Porté disparu depuis la nuit du 13 au 14 mai 2017, le corps d’Aaron Jonathan Biefer avait été retrouvé deux mois plus tard par une équipe de la Sûreté du Québec.

Noyade dans la rivière du Lièvre : Boralex doit accroître sa sécurité

La noyade d’un jeune homme de 24 ans dans la rivière du Lièvre vient de mener à une recommandation du coroner pour que la compagnie Boralex s’assure d’installer une estacade flottante près de son barrage dès qu’elle le peut lors des crues printanières.

Porté disparu depuis la nuit du 13 au 14 mai 2017, le corps d’Aaron Jonathan Biefer avait été retrouvé deux mois plus tard par une équipe de la Sûreté du Québec.

Le résident de L’Ange-Gardien s’était aventuré sur la rivière du Lièvre à bord d’une chaloupe motorisée avec un ami et un chien, le soir du 13 mai.

« Ils arrêtent quelques minutes en amont du barrage de la Boralex pour aller acheter des comprimés d’amphétamine », relate le coroner Paul G. Dionne dans son rapport, dont Le Droit a obtenu copie.

Une panne de moteur survient vers 3 h 30, lorsqu’ils tentent de retourner à contre-courant vers L’Ange-Gardien. Leurs efforts à la rame ne sont pas concluants.

« Vers 3 h 40, l’ami plus expérimenté en navigation sur la rivière constate qu’il sera impossible dans le fort courant (crues printanières) de revenir en chaloupe, poursuit le Dr Dionne dans son rapport, daté du 17 janvier dernier. Il décide avec le chien de quitter l’embarcation et demande à M. Biefer de faire de même. M. Biefer s’obstine à ramer et fait des efforts évidents pour réussir. Rapidement, l’embarcation part à la dérive dans le courant en direction sud vers le barrage. »

Une caméra de surveillance du barrage de Boralex, situé dans le secteur Buckingham, capte le passage de la chaloupe, dans laquelle se trouve toujours le jeune homme. « L’embarcation passe le barrage principal et va dans l’entrée de la centrale, et passe par-dessus le bord d’un dévidoir, écrit le coroner. Il fait une chute d’une vingtaine de pieds dans la rivière aux parois rocheuses. »

Le coroner souligne qu’en temps normal, « les parois du dévidoir sont visibles et au-dessus de l’eau » et que le barrage répond aux normes de l’Association canadienne des barrages.

Pendant les crues, il est cependant « techniquement impossible d’installer des estacades fixes en amont du barrage ». La compagnie installe donc une estacade flottante lorsque le courant le permet.

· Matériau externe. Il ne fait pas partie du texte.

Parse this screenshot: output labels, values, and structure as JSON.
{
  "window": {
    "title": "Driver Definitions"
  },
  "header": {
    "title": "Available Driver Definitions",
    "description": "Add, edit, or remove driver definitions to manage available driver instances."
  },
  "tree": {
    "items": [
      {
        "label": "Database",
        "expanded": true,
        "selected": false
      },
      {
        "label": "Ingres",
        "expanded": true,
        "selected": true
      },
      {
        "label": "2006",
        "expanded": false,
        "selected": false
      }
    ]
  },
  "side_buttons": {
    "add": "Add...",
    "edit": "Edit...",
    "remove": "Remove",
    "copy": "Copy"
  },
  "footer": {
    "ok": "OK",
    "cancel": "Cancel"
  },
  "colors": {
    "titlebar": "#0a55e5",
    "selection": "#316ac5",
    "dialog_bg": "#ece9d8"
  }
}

« Au moment de l’accident, il n’y avait pas d’estacade, souligne le Dr Dionne. C’était une saison de grandes crues et le débit des eaux était très important. Le barrage était ouvert à son maximum et une quantité d’eau débordait dans le dévidoir. Ceci explique pourquoi l’embarcation de M. Biefer est facilement passée par-dessus la paroi du dévidoir. »

Tout en soulignant que ce décès par noyade est « accidentel », le Dr Dionne recommande à Boralex « de s’assurer de l’installation de l’estacade flottante dès qu’il est possible de le faire en sécurité à la fin des crues printanières ».

La porte-parole de Boralex, Julie Lajoye, affirme que l’entreprise applique déjà cette mesure. En 2017, l’installation de l’estacade flottante à proximité du barrage avait été retardée en raison de « la période de crue exceptionnelle », note Mme Lajoye. Elle souligne qu’il aurait été trop dangereux pour les employés de la compagnie d’installer la plateforme flottante plus tôt au printemps.

« On le fait toujours dès que c’est possible, indique-t-elle. On prend la sécurité du public très à cœur, mais on doit aussi assurer la sécurité de nos employés qui vont installer ces estacades dès que les conditions sont réunies pour le faire ».

Entre-temps, des panneaux d’affichage permanents sont visibles près de l’infrastructure de Boralex, fait valoir la porte-parole. « Ce sont des panneaux qui expliquent qu’il y a tout près un barrage appartenant à Boralex et qu’il faut être prudent. Ce sont des messages qui sont adressés au grand public et qui sont obligatoires selon les normes de l’Association canadienne des barrages », précise-t-elle.